Orders issued under International Banking Act - Legal Developments - Artesia Banking Corporation S.A

Federal Reserve Bulletin, May, 2002 by Robert deV. Frierson

Artesia Banking Corporation S.A. Brussels, Belgium

Order Approving Establishment of a Branch

Artesia Banking Corporation S.A. ("Bank"), Brussels, Belgium, a foreign bank within the meaning of the International Banking Act ("IBA"), has applied under section 7(d) of the IBA (12 U.S.C. [section] 3105(d)) to establish a branch in New York, New York. The Foreign Bank Supervision Enhancement Act of 1991, which amended the IBA, provides that a foreign bank must obtain the approval of the Board to establish a branch in the United States. Notice of the application, affording interested persons an opportunity to comment, has been published in a newspaper of general circulation New York, New York (New York Post, January 28, 2002). The time for filing comments has expired, and all comments have been considered.

Bank, with assets of $85 billion, is a wholly owned subsidiary of Dexia S.A. ("Dexia"), Brussels, Belgium. (1) Bank was acquired by Dexia in July 2001. Under a proposed internal merger effective April 1, 2002, Dexia's other Belgian bank subsidiary, Dexia Bank Belgium S.A. ("DBB"), Brussels, Belgium, would contribute its assets and liabilities, including those related to DBB's New York branch, to Bank. Bank would be the surviving entity and would change its name to Dexia Bank Belgium SA ("New DBB"). Bank is engaged in investment banking, retail banking, and insurance activities primarily in Belgium and other European countries (Denmark, France, Austria, Ireland, Luxembourg, and the Netherlands). Bank has four U.S. subsidiaries engaged in funding and mortgage-related activities. Bank currently has no banking operations in the United States.

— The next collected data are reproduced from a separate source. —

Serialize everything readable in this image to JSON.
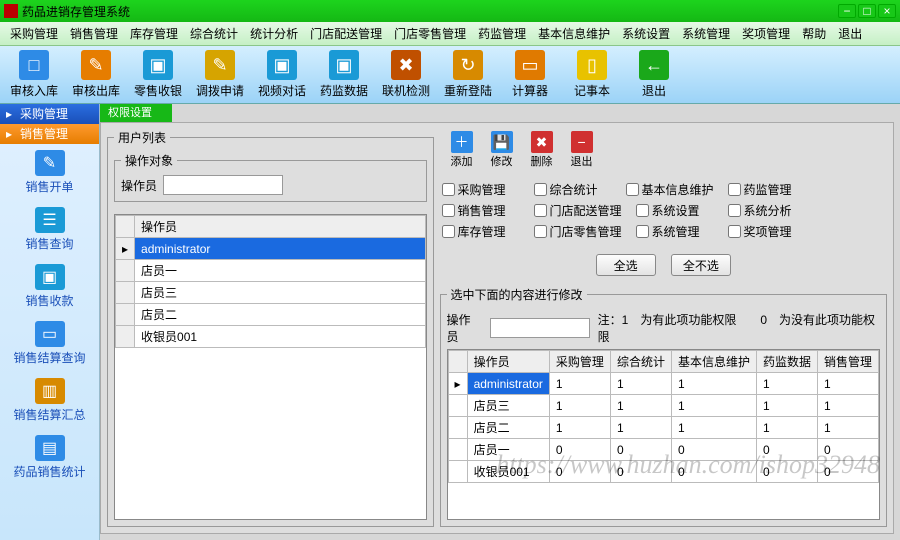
{
  "window": {
    "title": "药品进销存管理系统"
  },
  "menu": [
    "采购管理",
    "销售管理",
    "库存管理",
    "综合统计",
    "统计分析",
    "门店配送管理",
    "门店零售管理",
    "药监管理",
    "基本信息维护",
    "系统设置",
    "系统管理",
    "奖项管理",
    "帮助",
    "退出"
  ],
  "toolbar": [
    {
      "label": "审核入库",
      "color": "#2e8be6",
      "glyph": "□"
    },
    {
      "label": "审核出库",
      "color": "#e67d00",
      "glyph": "✎"
    },
    {
      "label": "零售收银",
      "color": "#1a9ad6",
      "glyph": "▣"
    },
    {
      "label": "调拨申请",
      "color": "#d6a400",
      "glyph": "✎"
    },
    {
      "label": "视频对话",
      "color": "#1a9ad6",
      "glyph": "▣"
    },
    {
      "label": "药监数据",
      "color": "#1a9ad6",
      "glyph": "▣"
    },
    {
      "label": "联机检测",
      "color": "#c05000",
      "glyph": "✖"
    },
    {
      "label": "重新登陆",
      "color": "#d78a00",
      "glyph": "↻"
    },
    {
      "label": "计算器",
      "color": "#e07a00",
      "glyph": "▭"
    },
    {
      "label": "记事本",
      "color": "#e8c200",
      "glyph": "▯"
    },
    {
      "label": "退出",
      "color": "#1aa81a",
      "glyph": "←"
    }
  ],
  "nav": {
    "purchase_header": "采购管理",
    "sales_header": "销售管理",
    "items": [
      {
        "label": "销售开单",
        "color": "#2e8be6",
        "glyph": "✎"
      },
      {
        "label": "销售查询",
        "color": "#1a9ad6",
        "glyph": "☰"
      },
      {
        "label": "销售收款",
        "color": "#1a9ad6",
        "glyph": "▣"
      },
      {
        "label": "销售结算查询",
        "color": "#2e8be6",
        "glyph": "▭"
      },
      {
        "label": "销售结算汇总",
        "color": "#d78a00",
        "glyph": "▥"
      },
      {
        "label": "药品销售统计",
        "color": "#2e8be6",
        "glyph": "▤"
      }
    ]
  },
  "panel": {
    "tab": "权限设置",
    "userlist_legend": "用户列表",
    "opsearch_legend": "操作对象",
    "operator_label": "操作员",
    "operator_value": "",
    "list_header": "操作员",
    "list": [
      "administrator",
      "店员一",
      "店员三",
      "店员二",
      "收银员001"
    ],
    "actions": [
      {
        "label": "添加",
        "glyph": "＋",
        "color": "#2e8be6"
      },
      {
        "label": "修改",
        "glyph": "💾",
        "color": "#2e8be6"
      },
      {
        "label": "删除",
        "glyph": "✖",
        "color": "#d03030"
      },
      {
        "label": "退出",
        "glyph": "−",
        "color": "#d03030"
      }
    ],
    "checks": [
      "采购管理",
      "综合统计",
      "基本信息维护",
      "药监管理",
      "销售管理",
      "门店配送管理",
      "系统设置",
      "系统分析",
      "库存管理",
      "门店零售管理",
      "系统管理",
      "奖项管理"
    ],
    "select_all": "全选",
    "select_none": "全不选",
    "edit_legend": "选中下面的内容进行修改",
    "hint_operator_label": "操作员",
    "hint_text": "注：1　为有此项功能权限　　0　为没有此项功能权限",
    "perm_columns": [
      "操作员",
      "采购管理",
      "综合统计",
      "基本信息维护",
      "药监数据",
      "销售管理"
    ],
    "perm_rows": [
      {
        "op": "administrator",
        "v": [
          1,
          1,
          1,
          1,
          1
        ]
      },
      {
        "op": "店员三",
        "v": [
          1,
          1,
          1,
          1,
          1
        ]
      },
      {
        "op": "店员二",
        "v": [
          1,
          1,
          1,
          1,
          1
        ]
      },
      {
        "op": "店员一",
        "v": [
          0,
          0,
          0,
          0,
          0
        ]
      },
      {
        "op": "收银员001",
        "v": [
          0,
          0,
          0,
          0,
          0
        ]
      }
    ]
  },
  "watermark": "https://www.huzhan.com/ishop32948"
}
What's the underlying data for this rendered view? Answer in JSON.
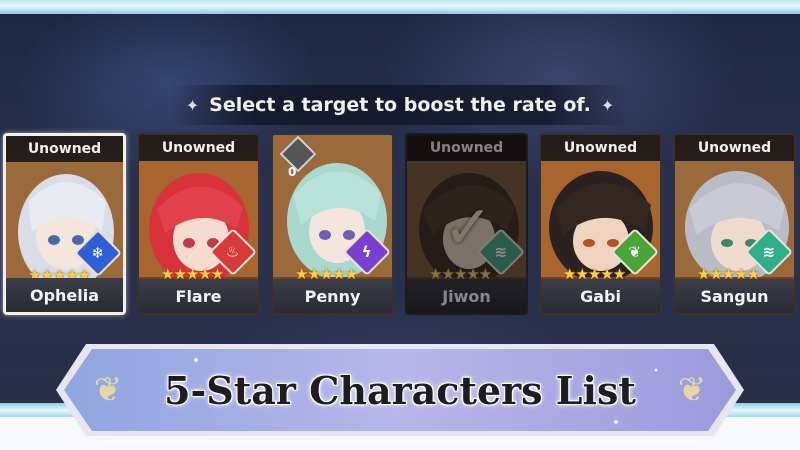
{
  "prompt": {
    "text": "Select a target to boost the rate of.",
    "left_sparkle": "✦",
    "right_sparkle": "✦"
  },
  "characters": [
    {
      "name": "Ophelia",
      "status": "Unowned",
      "stars": "★★★★★",
      "element_icon": "snowflake-icon",
      "element_glyph": "❄",
      "element_color": "#2f5fd6",
      "selected": true
    },
    {
      "name": "Flare",
      "status": "Unowned",
      "stars": "★★★★★",
      "element_icon": "fire-icon",
      "element_glyph": "♨",
      "element_color": "#d63a3a",
      "selected": false
    },
    {
      "name": "Penny",
      "status": "",
      "stars": "★★★★★",
      "element_icon": "lightning-icon",
      "element_glyph": "ϟ",
      "element_color": "#7b3fd0",
      "selected": false,
      "count": "0"
    },
    {
      "name": "Jiwon",
      "status": "Unowned",
      "stars": "★★★★★",
      "element_icon": "wind-icon",
      "element_glyph": "≋",
      "element_color": "#2fae8a",
      "selected": false,
      "dim": true
    },
    {
      "name": "Gabi",
      "status": "Unowned",
      "stars": "★★★★★",
      "element_icon": "leaf-icon",
      "element_glyph": "❦",
      "element_color": "#49a43a",
      "selected": false
    },
    {
      "name": "Sangun",
      "status": "Unowned",
      "stars": "★★★★★",
      "element_icon": "wind-icon",
      "element_glyph": "≋",
      "element_color": "#2fae8a",
      "selected": false
    }
  ],
  "banner": {
    "title": "5-Star Characters List"
  }
}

Dexia and its subsidiaries and affiliates (the "Dexia Group"), with consolidated assets of approximately $329 billion, is the second largest financial services organization in Belgium. The Dexia Group has global operations in a broad range of financial services, including banking, public finance, investment management, and insurance. The two largest shareholders of Dexia are Arcofin CVBA (15.3 percent), a financial cooperative holding company, and Holding Communal (15 percent), a limited liability company owned by 599 Belgian municipalities and provinces. No other shareholder owns more than 10 percent of Dexia's shares. DBB, with assets of $135 billion, is a Belgian bank with an extensive network of European operations. Its principal lines of business include retail banking, commercial lending, public and project financing, investment management services, and capital market activities. Bank is, and New DBB will be on consummation of the merger, a qualifying foreign banking organization within the meaning of Regulation K (12 C.F.R. 211.23(b)).

The proposed branch would continue the operations and activities of the existing DBB New York branch, which engages in corporate lending activities, foreign exchange and money market transactions, and derivative products transactions.

In order to approve an application by a foreign bank to establish a branch in the United States, the IBA and Regulation K require the Board to determine that the foreign bank applicant engages directly in the business of banking outside of the United States, and has furnished to the Board the information it needs to assess the application adequately. The Board also shall take into account whether the foreign bank and any foreign bank parent is subject to comprehensive supervision or regulation on a consolidated basis by their home country supervisor (12 U.S.C. [section] 3105(d)(2); 12 C.F.R. 211.24). (2) The Board may also take into account additional standards as set forth in the IBA and Regulation K (12 U.S.C. [section] 3105(d)(3)-(4); 12 C.F.R. 211.24(c)(2)-(3)).

As noted above, Bank engages directly in the business of banking outside the United States. Bank also has provided the Board with information necessary to assess the application through submissions that address the relevant issues. With respect to supervision by home country authorities, the Board previously has determined, in connection with applications involving banks in Belgium, including DBB, that those banks were subject to home country supervision on a consolidated basis. (3) Bank is supervised, and New DBB would be supervised, by the Belgian Commission Bancaire et Financiere ("CBF") on substantially the same terms and conditions as those other banks. Based on all the facts of record, it has been determined that Bank is, and New DBB would be, subject to comprehensive supervision on a consolidated basis by its home country supervisor.

The additional standards set forth in section 7 of the IBA and Regulation K (see 12 U.S.C. [section] 3105(d)(3)-(4); 12 C.F.R. 211.24(c)(2)-(3)) have also been taken into account. The CBF has no objection to the establishment of the proposed branch.

Belgium is a member of the Financial Action Task Force and subscribes to its recommendations regarding measures to combat money laundering. In accordance with these recommendations, Belgium has enacted laws and created legislative and regulatory standards to deter money laundering. Money laundering is a criminal offense in Belgium and financial institutions are required to establish internal policies, procedures, and systems for the detection and prevention of money laundering throughout their worldwide operations. The Federal Reserve has previously considered the anti-money laundering regime of DBB; this regime would be continued by New DBB after the merger.